B. Wavelet Transformation techniques The techniques based on wavelet transformation provide a hierarchical decomposition of a signal or an image, where each level corresponds to a higher resolution or a lower frequency band [62, 63]. The wavelet transformation is similar to the pyramid transformation, but it provides an image representation which has fewer artifacts caused by the contrast inversion, a higher signal/noise ratio and an improved perception in the merged image [54]. The term discrete wavelet transform (DWT) is a general term, involving several different methods.
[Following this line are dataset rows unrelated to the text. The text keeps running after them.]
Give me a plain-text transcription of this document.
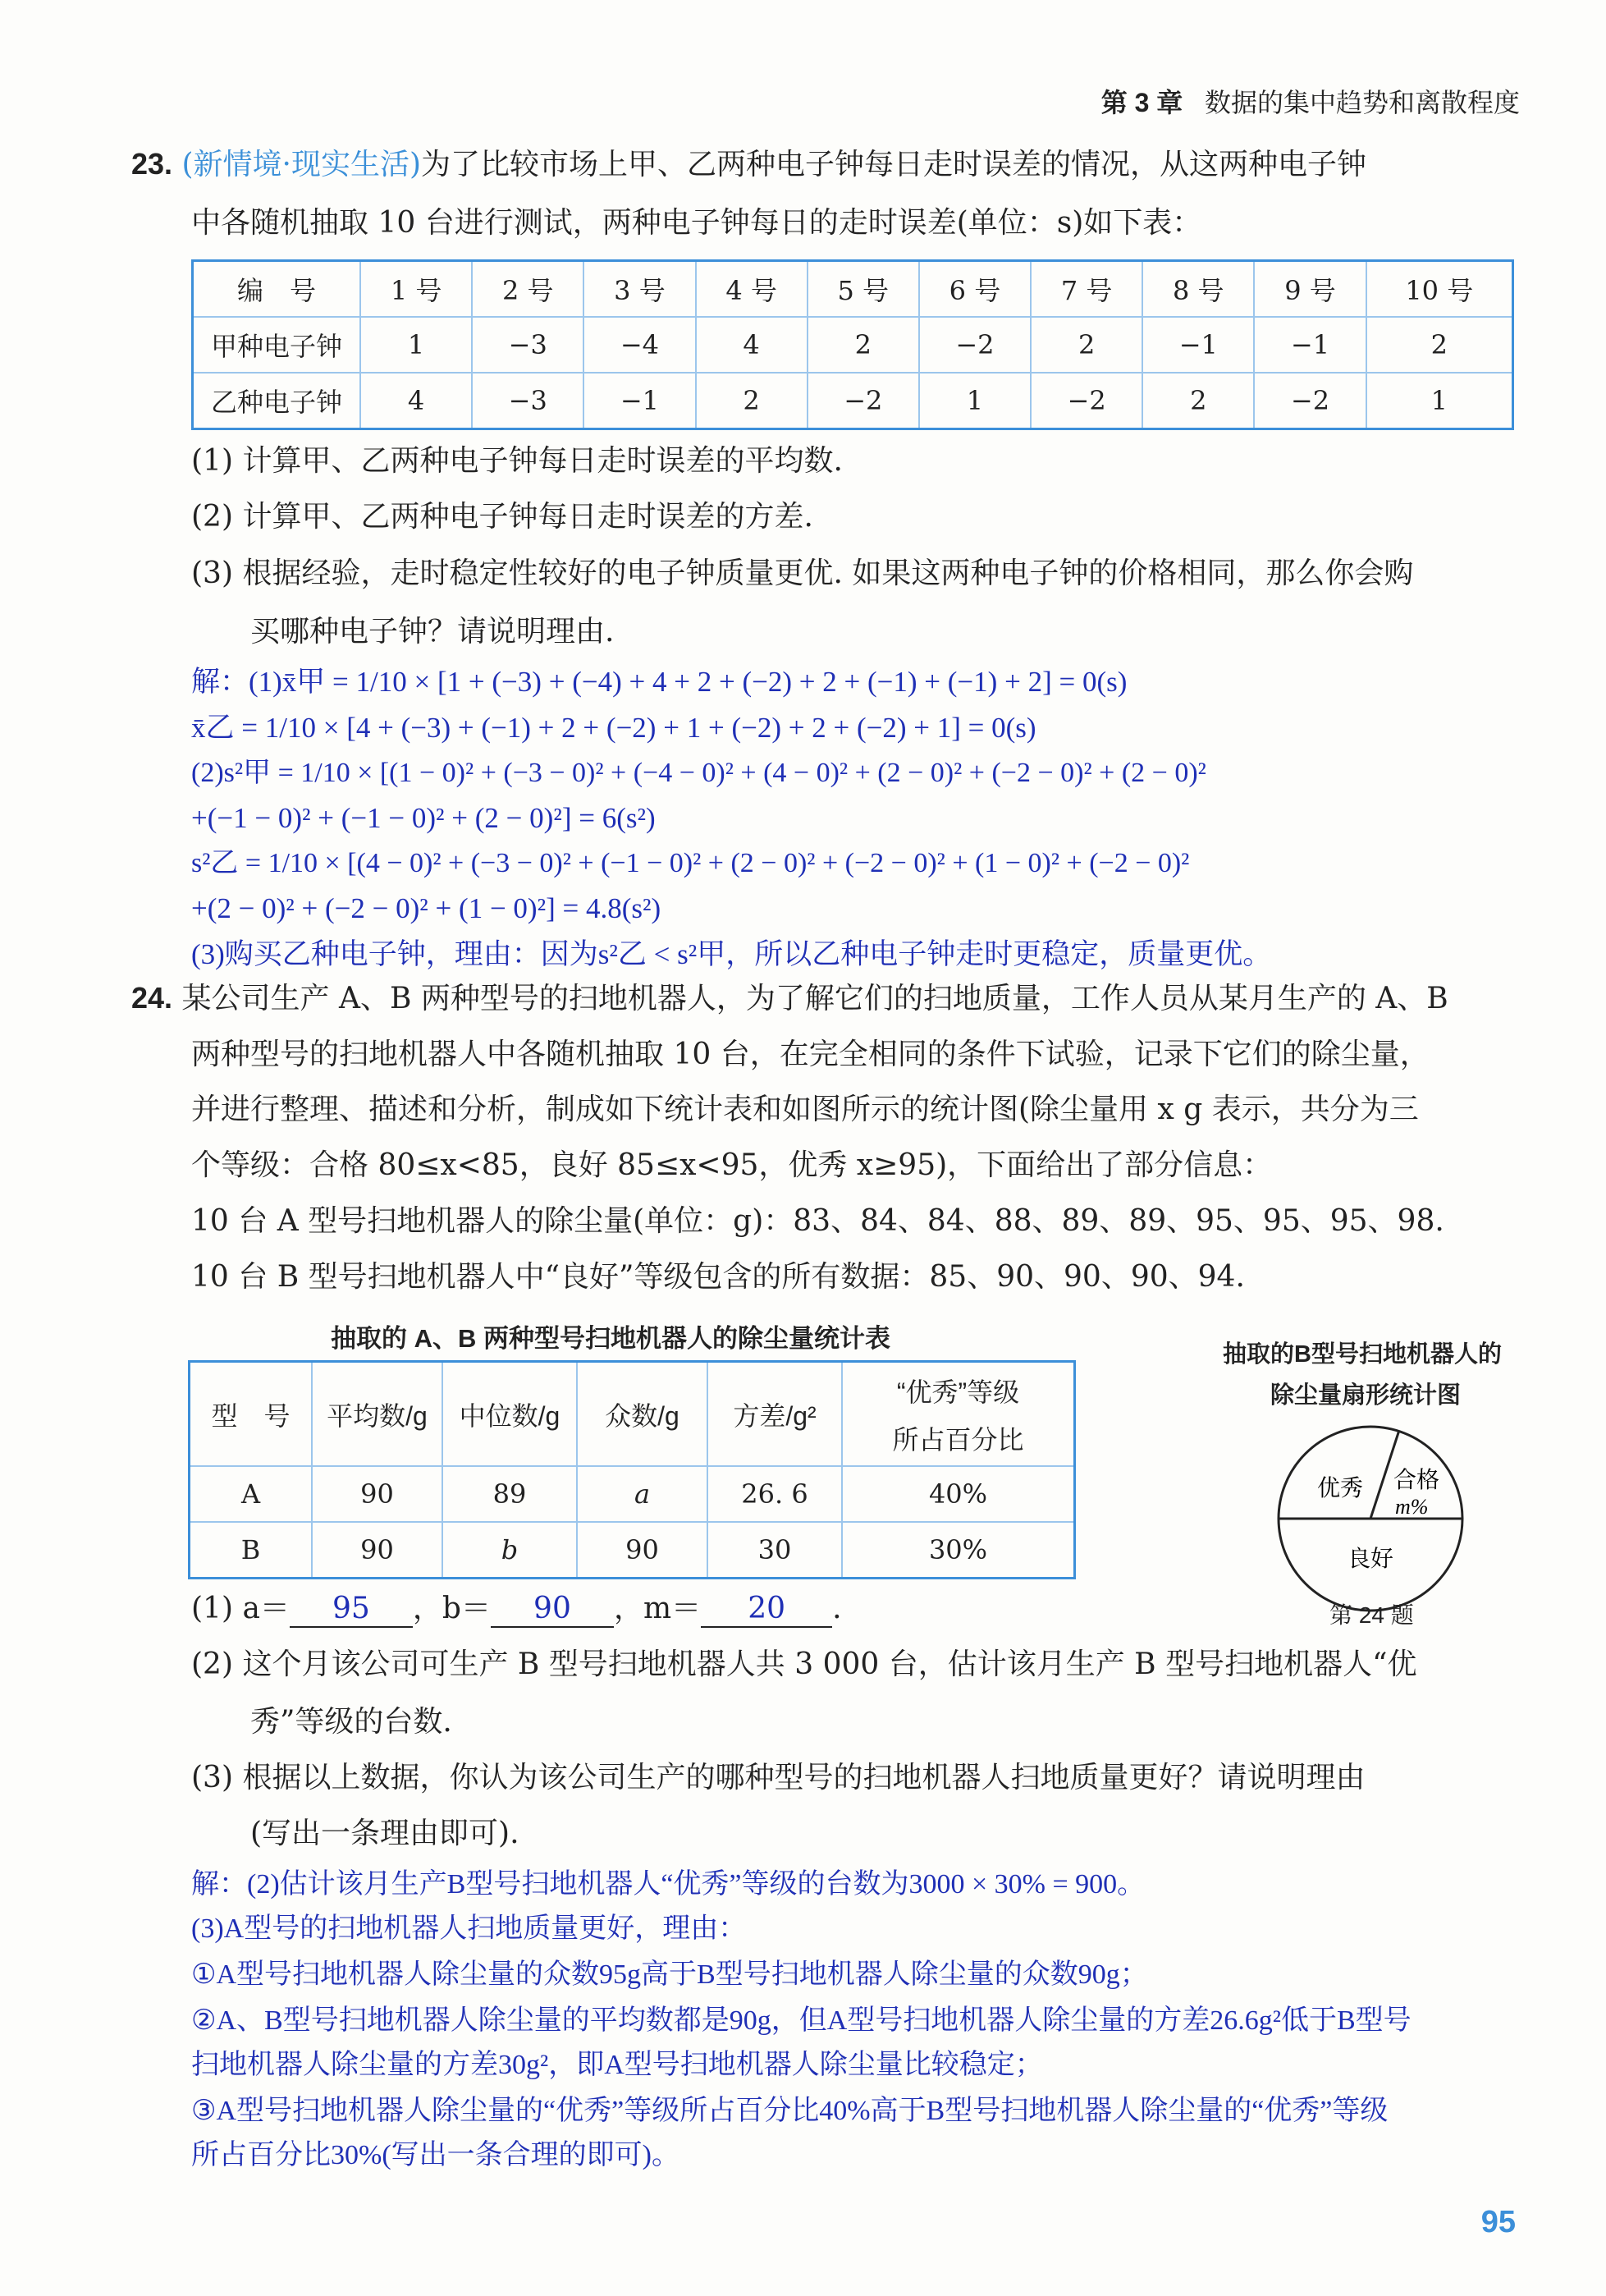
第 3 章 数据的集中趋势和离散程度
23. (新情境·现实生活)为了比较市场上甲、乙两种电子钟每日走时误差的情况，从这两种电子钟
中各随机抽取 10 台进行测试，两种电子钟每日的走时误差(单位：s)如下表：
编　号	1 号	2 号	3 号	4 号	5 号	6 号	7 号	8 号	9 号	10 号
甲种电子钟	1	−3	−4	4	2	−2	2	−1	−1	2
乙种电子钟	4	−3	−1	2	−2	1	−2	2	−2	1
(1) 计算甲、乙两种电子钟每日走时误差的平均数.
(2) 计算甲、乙两种电子钟每日走时误差的方差.
(3) 根据经验，走时稳定性较好的电子钟质量更优. 如果这两种电子钟的价格相同，那么你会购
买哪种电子钟？请说明理由.
解：(1)x̄甲 = 1/10 × [1 + (−3) + (−4) + 4 + 2 + (−2) + 2 + (−1) + (−1) + 2] = 0(s)
x̄乙 = 1/10 × [4 + (−3) + (−1) + 2 + (−2) + 1 + (−2) + 2 + (−2) + 1] = 0(s)
(2)s²甲 = 1/10 × [(1 − 0)² + (−3 − 0)² + (−4 − 0)² + (4 − 0)² + (2 − 0)² + (−2 − 0)² + (2 − 0)²
+(−1 − 0)² + (−1 − 0)² + (2 − 0)²] = 6(s²)
s²乙 = 1/10 × [(4 − 0)² + (−3 − 0)² + (−1 − 0)² + (2 − 0)² + (−2 − 0)² + (1 − 0)² + (−2 − 0)²
+(2 − 0)² + (−2 − 0)² + (1 − 0)²] = 4.8(s²)
(3)购买乙种电子钟，理由：因为s²乙 < s²甲，所以乙种电子钟走时更稳定，质量更优。
24. 某公司生产 A、B 两种型号的扫地机器人，为了解它们的扫地质量，工作人员从某月生产的 A、B
两种型号的扫地机器人中各随机抽取 10 台，在完全相同的条件下试验，记录下它们的除尘量，
并进行整理、描述和分析，制成如下统计表和如图所示的统计图(除尘量用 x g 表示，共分为三
个等级：合格 80≤x<85，良好 85≤x<95，优秀 x≥95)，下面给出了部分信息：
10 台 A 型号扫地机器人的除尘量(单位：g)：83、84、84、88、89、89、95、95、95、98.
10 台 B 型号扫地机器人中“良好”等级包含的所有数据：85、90、90、90、94.
抽取的 A、B 两种型号扫地机器人的除尘量统计表
型　号	平均数/g	中位数/g	众数/g	方差/g²	“优秀”等级
所占百分比

A	90	89	a	26. 6	40%
B	90	b	90	30	30%
抽取的B型号扫地机器人的
除尘量扇形统计图
优秀 合格
m%
良好
第 24 题
(1) a＝ 95 ，b＝ 90 ，m＝ 20 .
(2) 这个月该公司可生产 B 型号扫地机器人共 3 000 台，估计该月生产 B 型号扫地机器人“优
秀”等级的台数.
(3) 根据以上数据，你认为该公司生产的哪种型号的扫地机器人扫地质量更好？请说明理由
(写出一条理由即可).
解：(2)估计该月生产B型号扫地机器人“优秀”等级的台数为3000 × 30% = 900。
(3)A型号的扫地机器人扫地质量更好，理由：
①A型号扫地机器人除尘量的众数95g高于B型号扫地机器人除尘量的众数90g；
②A、B型号扫地机器人除尘量的平均数都是90g，但A型号扫地机器人除尘量的方差26.6g²低于B型号
扫地机器人除尘量的方差30g²，即A型号扫地机器人除尘量比较稳定；
③A型号扫地机器人除尘量的“优秀”等级所占百分比40%高于B型号扫地机器人除尘量的“优秀”等级
所占百分比30%(写出一条合理的即可)。
95
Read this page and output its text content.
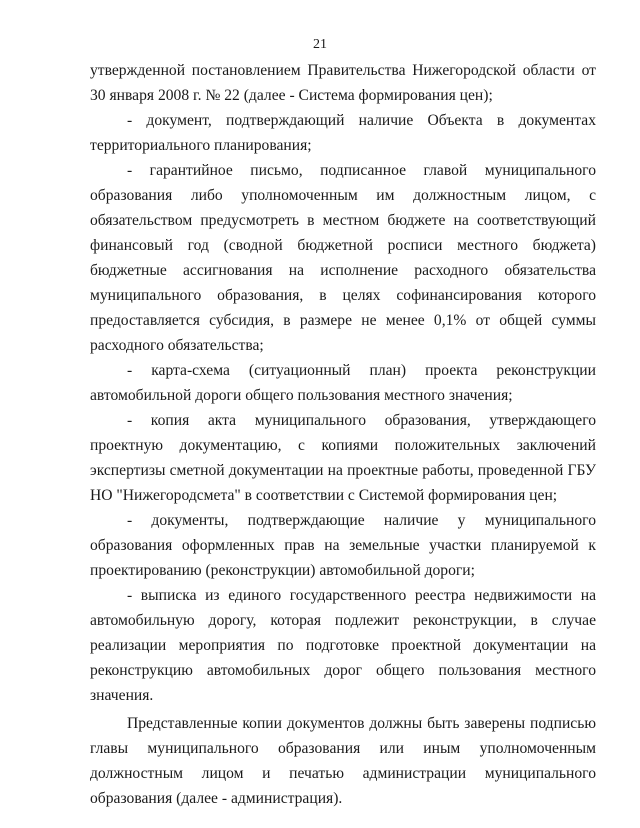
21

утвержденной постановлением Правительства Нижегородской области от 30 января 2008 г. № 22 (далее - Система формирования цен);

- документ, подтверждающий наличие Объекта в документах территориального планирования;

- гарантийное письмо, подписанное главой муниципального образования либо уполномоченным им должностным лицом, с обязательством предусмотреть в местном бюджете на соответствующий финансовый год (сводной бюджетной росписи местного бюджета) бюджетные ассигнования на исполнение расходного обязательства муниципального образования, в целях софинансирования которого предоставляется субсидия, в размере не менее 0,1% от общей суммы расходного обязательства;

- карта-схема (ситуационный план) проекта реконструкции автомобильной дороги общего пользования местного значения;

- копия акта муниципального образования, утверждающего проектную документацию, с копиями положительных заключений экспертизы сметной документации на проектные работы, проведенной ГБУ НО "Нижегородсмета" в соответствии с Системой формирования цен;

- документы, подтверждающие наличие у муниципального образования оформленных прав на земельные участки планируемой к проектированию (реконструкции) автомобильной дороги;

- выписка из единого государственного реестра недвижимости на автомобильную дорогу, которая подлежит реконструкции, в случае реализации мероприятия по подготовке проектной документации на реконструкцию автомобильных дорог общего пользования местного значения.

Представленные копии документов должны быть заверены подписью главы муниципального образования или иным уполномоченным должностным лицом и печатью администрации муниципального образования (далее - администрация).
These methods are the most used for the task of image fusion[60]. The discrete wavelet transform refers to discrete sets of dilation and translation factors and discrete sampling of the signal.

Discrete wavelet transform (DWT) is currently widely used [64, 65] for image fusion due to its facility of application and its quality of results. In practice, the DWT of an image is performed by image convolution operations with low-pass and high-pass filters for each level, followed by a sub-sampling operation.
Shift invariant discrete wavelet transform (SIDWT) The fusion of image sequences based on DWT are not shift invariant, which leads to unstable and flickering fusion results. For this reason, the image sequences fusion should not be dependent on the location of an object in the image and the fusion results should be stable and consistent with the input sequences [66]. For these reasons, the SIDWT idea is to eliminate sampling, thus implicitly the interpolation in the inverse transformation to make the DWT shift invariant.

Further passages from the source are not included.